I am trying to update a points lat long. Instead of placing the point at LAT 50, LONG 50, it's updating the point to just barely off from 0,0 (0.0004492, 0.0004492). This works as expected on another machine. I suspect there is some spatial reference that needs to be set. How do I do that?
import arpy
inFeatures = <points layer location>
with arcpy.da.UpdateCursor(inFeatures, ["SHAPE@X","SHAPE@Y", "bhid"]) as cursor:
for row in cursor:
if row[2] == "1175":
print(row[0])
print(row[1])
row[0] = 50
row[1] = 50
cursor.updateRow(row)
Solved! Go to Solution.
WGS 1984 Web Mercator (auxiliary sphere) is a projected coordinate system that uses metres as the units, not longitude/latitude.
Try setting an output spatial reference.
with arcpy.da.UpdateCursor(inFeatures, ["SHAPE@X","SHAPE@Y", "bhid"], spatial_reference=arcpy.SpatialReference(4326)) as cursor:
for row in cursor:
etc...
We need a bit more information. For example, the feature class the cursor is updating already has a spatial reference, or it should, so what is it? Also, the logic of the code snippet doesn't make sense because if you are working with latitude and longitude, how will you ever get a latitude of "1175"? (See line: if row[1] == "1175").
That's supposed to be 2, not 1. A spelling error due to trying to get the post to show the code with proper indentation. It's been corrected.
The code finds the row with a "bhid" of 1175. It then updates the SHAPE@X and Y, but the numbers are being interpreted as non-DD. It's some weird coordinate system.

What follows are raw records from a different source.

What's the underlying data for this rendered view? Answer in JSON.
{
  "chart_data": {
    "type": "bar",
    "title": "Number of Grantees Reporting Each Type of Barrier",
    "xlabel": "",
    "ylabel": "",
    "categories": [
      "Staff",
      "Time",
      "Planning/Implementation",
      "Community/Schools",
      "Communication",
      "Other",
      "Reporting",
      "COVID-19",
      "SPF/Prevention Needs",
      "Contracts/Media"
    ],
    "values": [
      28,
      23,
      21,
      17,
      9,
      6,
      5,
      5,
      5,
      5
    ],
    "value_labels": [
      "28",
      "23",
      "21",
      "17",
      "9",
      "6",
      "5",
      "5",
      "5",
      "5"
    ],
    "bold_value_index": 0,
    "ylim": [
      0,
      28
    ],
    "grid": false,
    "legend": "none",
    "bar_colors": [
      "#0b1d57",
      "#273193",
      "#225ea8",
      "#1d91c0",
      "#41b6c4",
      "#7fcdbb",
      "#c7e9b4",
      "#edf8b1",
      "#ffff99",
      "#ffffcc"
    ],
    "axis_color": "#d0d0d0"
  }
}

The spatial reference of the layer in a file gdb is "WGS 1984 Web Mercator (auxiliary sphere)", geographic coordinate system "WGS 1984".
WGS 1984 Web Mercator (auxiliary sphere) is a projected coordinate system that uses metres as the units, not longitude/latitude.
Try setting an output spatial reference.
with arcpy.da.UpdateCursor(inFeatures, ["SHAPE@X","SHAPE@Y", "bhid"], spatial_reference=arcpy.SpatialReference(4326)) as cursor:
for row in cursor:
etc...
Thanks, Luke_Pinner. This is exactly what I was looking for. My mistake was thinking that WGS 1984 (WKID 4326) was the same as WGS 1984 Web Mercator.